The Manufacturers Association of Israel has appealed for government assistance to support the private sector amid the novel coronavirus (COVID-19) outbreak, warning the financial impact threatens the survival of some businesses.
In a letter sent to Finance Minister Moshe Kahlon on Wednesday, Manufacturers Association president Ron Tomer called on the government to establish a “financial safety net” for private businesses suffering from the consequences of the outbreak.
“The coronavirus continues to spread, unfortunately, and the impact on the global and Israeli economy is already beginning to reveal itself,” he wrote. “As the time required to eradicate the virus grows longer, the economic impact grows exponentially.”
As a consequence of the outbreak, businesses are facing a shortage of raw materials, delays in supplies, reduced cargo flights, a lack of clarity in the shipping sector and the impact of declining production in China and other countries, Tomer said.
The association highlighted a series of possible “financial safety net” measures to support businesses, including state-backed guarantees and credit insurance for companies currently struggling with cash-flow issues.

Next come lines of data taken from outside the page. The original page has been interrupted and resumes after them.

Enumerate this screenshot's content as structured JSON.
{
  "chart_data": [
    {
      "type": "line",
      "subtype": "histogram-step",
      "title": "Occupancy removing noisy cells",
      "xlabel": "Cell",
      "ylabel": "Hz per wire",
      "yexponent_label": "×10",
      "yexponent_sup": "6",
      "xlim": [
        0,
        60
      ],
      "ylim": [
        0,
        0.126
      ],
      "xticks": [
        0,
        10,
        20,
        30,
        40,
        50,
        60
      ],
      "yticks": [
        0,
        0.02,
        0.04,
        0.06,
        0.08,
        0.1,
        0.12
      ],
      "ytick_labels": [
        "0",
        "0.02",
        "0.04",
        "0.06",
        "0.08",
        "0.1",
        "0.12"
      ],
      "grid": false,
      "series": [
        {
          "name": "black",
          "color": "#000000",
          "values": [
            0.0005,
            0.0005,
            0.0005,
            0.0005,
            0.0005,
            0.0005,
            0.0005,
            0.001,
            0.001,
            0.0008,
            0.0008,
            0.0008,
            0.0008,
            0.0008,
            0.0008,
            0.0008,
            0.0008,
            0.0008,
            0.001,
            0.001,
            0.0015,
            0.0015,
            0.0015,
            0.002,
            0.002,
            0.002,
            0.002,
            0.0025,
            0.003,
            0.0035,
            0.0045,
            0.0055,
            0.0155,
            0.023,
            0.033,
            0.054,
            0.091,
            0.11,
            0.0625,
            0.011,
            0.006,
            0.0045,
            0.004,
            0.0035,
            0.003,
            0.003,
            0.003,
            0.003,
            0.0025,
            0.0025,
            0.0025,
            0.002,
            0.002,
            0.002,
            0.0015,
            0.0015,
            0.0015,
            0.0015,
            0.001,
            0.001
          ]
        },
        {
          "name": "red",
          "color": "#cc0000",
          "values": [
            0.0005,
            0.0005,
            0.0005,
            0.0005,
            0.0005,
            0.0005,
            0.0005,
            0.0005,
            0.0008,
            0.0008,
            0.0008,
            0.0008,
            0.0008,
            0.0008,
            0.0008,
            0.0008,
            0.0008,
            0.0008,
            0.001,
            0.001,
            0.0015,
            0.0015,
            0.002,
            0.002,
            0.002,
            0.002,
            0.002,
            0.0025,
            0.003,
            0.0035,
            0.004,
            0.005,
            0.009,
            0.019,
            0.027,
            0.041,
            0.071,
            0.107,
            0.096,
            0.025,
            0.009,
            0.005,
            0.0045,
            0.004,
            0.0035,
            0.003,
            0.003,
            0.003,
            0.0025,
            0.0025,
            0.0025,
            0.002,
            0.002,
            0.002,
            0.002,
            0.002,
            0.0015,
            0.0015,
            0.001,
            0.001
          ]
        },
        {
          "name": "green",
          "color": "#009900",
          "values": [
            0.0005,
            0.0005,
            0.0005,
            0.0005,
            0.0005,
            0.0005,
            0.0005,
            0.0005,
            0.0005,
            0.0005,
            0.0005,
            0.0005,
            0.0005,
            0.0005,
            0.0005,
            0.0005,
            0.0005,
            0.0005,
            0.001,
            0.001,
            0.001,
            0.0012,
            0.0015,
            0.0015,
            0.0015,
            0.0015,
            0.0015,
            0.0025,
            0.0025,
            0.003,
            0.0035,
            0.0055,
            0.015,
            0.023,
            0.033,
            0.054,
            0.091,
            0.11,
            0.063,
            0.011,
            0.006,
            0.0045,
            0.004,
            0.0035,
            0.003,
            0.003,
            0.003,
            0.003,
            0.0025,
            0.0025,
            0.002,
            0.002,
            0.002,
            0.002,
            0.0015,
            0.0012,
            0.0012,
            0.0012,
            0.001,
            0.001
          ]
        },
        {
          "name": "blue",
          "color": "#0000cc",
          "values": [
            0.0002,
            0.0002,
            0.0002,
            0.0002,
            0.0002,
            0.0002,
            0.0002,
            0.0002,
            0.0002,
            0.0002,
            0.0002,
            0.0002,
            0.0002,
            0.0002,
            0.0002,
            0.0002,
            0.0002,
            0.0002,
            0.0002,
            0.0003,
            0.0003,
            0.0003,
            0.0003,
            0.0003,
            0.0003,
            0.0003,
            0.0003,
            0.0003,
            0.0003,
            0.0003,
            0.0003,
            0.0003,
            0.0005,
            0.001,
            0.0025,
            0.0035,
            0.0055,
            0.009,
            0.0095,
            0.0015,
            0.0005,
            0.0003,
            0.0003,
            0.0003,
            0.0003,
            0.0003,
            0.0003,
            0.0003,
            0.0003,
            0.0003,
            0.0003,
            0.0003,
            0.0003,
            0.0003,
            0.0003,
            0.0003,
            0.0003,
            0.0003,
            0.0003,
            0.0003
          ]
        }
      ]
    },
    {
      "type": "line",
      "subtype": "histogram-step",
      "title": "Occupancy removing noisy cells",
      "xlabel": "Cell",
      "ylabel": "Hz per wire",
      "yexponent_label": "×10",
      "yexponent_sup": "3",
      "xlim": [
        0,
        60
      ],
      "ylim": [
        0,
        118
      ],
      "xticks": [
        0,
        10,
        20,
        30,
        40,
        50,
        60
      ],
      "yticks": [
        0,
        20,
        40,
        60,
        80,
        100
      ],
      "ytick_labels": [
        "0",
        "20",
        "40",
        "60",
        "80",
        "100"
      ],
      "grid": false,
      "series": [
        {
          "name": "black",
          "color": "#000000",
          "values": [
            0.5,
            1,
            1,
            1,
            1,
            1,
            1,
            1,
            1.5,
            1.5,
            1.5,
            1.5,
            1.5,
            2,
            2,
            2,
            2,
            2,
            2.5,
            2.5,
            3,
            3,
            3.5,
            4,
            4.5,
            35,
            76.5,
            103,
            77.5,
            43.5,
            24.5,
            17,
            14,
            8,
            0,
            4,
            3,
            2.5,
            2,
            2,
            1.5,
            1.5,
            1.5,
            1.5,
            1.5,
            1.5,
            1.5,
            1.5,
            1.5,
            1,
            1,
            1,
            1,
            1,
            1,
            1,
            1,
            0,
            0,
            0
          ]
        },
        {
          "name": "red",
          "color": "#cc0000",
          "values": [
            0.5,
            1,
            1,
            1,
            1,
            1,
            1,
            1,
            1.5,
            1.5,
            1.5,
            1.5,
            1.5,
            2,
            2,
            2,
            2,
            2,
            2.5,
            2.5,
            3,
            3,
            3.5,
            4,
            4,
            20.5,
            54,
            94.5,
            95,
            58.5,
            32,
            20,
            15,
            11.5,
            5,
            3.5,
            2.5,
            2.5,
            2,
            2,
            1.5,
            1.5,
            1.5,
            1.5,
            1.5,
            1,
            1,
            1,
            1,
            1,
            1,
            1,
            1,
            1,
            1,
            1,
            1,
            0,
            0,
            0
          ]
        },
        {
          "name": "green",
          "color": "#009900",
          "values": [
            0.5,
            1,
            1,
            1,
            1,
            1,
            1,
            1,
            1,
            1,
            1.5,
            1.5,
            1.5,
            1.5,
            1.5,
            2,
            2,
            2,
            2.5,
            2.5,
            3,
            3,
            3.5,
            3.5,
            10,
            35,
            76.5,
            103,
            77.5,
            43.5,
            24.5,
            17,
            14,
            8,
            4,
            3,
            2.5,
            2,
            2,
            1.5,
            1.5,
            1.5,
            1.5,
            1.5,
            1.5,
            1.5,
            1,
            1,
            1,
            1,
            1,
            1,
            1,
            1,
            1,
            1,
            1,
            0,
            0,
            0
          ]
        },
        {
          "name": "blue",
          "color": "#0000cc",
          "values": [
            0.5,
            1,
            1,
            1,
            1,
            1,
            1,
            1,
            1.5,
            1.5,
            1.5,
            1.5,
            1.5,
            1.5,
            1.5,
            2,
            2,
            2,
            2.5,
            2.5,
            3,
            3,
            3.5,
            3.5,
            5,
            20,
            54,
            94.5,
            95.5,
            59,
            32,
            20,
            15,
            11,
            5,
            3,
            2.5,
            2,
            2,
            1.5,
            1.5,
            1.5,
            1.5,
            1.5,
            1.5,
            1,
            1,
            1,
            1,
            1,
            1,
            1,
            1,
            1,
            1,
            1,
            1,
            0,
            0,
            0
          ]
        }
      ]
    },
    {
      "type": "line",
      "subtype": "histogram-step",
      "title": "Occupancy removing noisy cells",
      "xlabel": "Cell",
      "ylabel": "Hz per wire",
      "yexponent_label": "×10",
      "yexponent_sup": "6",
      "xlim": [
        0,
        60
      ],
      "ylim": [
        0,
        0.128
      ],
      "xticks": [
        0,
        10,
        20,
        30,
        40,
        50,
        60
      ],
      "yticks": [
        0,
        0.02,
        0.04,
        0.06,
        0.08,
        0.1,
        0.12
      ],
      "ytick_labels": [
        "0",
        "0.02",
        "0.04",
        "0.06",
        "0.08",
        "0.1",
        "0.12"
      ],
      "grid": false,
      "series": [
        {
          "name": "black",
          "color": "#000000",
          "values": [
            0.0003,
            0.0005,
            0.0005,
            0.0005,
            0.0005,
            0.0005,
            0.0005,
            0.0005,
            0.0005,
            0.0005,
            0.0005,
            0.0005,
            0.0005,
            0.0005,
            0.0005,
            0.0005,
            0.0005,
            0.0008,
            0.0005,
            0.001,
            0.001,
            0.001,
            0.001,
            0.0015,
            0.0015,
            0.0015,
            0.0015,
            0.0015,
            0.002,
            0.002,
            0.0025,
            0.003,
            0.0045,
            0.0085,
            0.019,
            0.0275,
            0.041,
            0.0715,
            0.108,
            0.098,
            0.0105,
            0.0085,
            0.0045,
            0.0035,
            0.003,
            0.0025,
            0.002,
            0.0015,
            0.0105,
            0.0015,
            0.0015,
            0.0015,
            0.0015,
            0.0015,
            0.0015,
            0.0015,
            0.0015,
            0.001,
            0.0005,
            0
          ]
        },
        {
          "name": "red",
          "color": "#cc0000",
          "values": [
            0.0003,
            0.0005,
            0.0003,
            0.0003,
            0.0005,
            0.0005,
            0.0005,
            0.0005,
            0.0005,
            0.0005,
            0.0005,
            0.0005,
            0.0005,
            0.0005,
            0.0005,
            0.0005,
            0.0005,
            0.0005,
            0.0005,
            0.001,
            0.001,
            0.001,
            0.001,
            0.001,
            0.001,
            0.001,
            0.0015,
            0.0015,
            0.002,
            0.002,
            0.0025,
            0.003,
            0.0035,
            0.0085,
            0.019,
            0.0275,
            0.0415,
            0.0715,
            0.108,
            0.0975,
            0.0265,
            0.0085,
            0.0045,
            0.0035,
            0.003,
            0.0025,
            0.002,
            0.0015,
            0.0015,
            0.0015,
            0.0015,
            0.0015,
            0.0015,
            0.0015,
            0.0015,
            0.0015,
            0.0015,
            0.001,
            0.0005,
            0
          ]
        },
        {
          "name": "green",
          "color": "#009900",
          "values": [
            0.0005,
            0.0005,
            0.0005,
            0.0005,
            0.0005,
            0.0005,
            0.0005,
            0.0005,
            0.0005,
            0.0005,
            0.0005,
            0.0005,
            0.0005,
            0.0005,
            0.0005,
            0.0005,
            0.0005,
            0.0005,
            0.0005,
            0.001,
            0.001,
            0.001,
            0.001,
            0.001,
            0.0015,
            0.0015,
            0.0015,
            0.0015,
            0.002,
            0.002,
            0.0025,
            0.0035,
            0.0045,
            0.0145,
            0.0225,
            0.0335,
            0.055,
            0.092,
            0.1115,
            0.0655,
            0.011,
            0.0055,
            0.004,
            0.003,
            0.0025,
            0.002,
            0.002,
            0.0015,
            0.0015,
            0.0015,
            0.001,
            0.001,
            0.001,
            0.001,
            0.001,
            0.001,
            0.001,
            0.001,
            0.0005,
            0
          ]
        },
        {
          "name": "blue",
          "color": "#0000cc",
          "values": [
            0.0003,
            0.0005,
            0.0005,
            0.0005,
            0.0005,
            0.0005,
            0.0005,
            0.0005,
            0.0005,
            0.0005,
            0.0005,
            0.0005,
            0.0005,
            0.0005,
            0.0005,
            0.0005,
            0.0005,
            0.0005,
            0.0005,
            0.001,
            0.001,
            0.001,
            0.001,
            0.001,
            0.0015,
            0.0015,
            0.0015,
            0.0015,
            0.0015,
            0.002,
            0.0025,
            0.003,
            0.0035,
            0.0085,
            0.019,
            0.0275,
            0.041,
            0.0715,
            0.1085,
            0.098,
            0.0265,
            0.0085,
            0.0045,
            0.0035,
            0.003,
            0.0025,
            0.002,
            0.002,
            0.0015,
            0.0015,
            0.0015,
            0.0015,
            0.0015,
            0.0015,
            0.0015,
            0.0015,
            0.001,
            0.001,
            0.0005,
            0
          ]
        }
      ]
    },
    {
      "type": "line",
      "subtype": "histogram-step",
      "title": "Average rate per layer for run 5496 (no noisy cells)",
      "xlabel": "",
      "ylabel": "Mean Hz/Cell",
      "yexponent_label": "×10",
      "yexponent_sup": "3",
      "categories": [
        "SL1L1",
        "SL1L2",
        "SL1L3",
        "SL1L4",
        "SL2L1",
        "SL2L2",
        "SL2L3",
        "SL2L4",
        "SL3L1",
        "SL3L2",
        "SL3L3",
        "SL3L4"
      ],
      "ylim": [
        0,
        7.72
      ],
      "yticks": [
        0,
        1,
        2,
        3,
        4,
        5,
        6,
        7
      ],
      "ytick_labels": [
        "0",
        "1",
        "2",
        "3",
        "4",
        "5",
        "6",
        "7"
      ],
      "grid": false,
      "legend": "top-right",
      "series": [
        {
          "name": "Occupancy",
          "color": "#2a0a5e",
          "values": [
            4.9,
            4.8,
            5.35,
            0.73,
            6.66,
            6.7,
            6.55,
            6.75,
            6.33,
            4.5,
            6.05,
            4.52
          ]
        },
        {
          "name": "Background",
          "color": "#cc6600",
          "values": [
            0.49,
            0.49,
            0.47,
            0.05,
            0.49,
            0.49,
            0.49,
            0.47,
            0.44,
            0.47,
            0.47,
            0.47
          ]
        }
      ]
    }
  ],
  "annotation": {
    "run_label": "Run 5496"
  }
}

“The spread of the virus has created a dramatic and sudden change for many companies, and there is real concern that important activities that contribute to growth and employment cannot cope independently with the current crisis,” Tomer said. “Therefore, state intervention and assistance are now greatly required to help industry and the entire business sector to withstand the temporary difficulties and challenges until the economic system stabilizes and current uncertainty is significantly reduced.”
Tomer cited financial difficulties experienced by El Al due to travel restrictions and falling demand, warning that a “severe blow” to the flag carrier will impact the ability of domestic manufacturers to export and import goods. Earlier this week, Transportation Minister Bezalel Smotrich said El Al has incurred losses of approximately $50 million due to flight cancellations.
According to a report published by commercial analytics firm Dun & Bradstreet on the business impact of the coronavirus, the effect of the outbreak on the Chinese economy could cause a “drag of approximately one percentage point on global GDP growth” if containment of the virus is delayed beyond the summer of 2020.
At least 51,000 companies worldwide have one or more direct or Tier 1 suppliers, and a further five million companies have one or more Tier 2 suppliers, in 19 Chinese provinces most heavily impacted by the virus outbreak. More than 90% of businesses with direct impact to their supply chains are headquartered in the United States.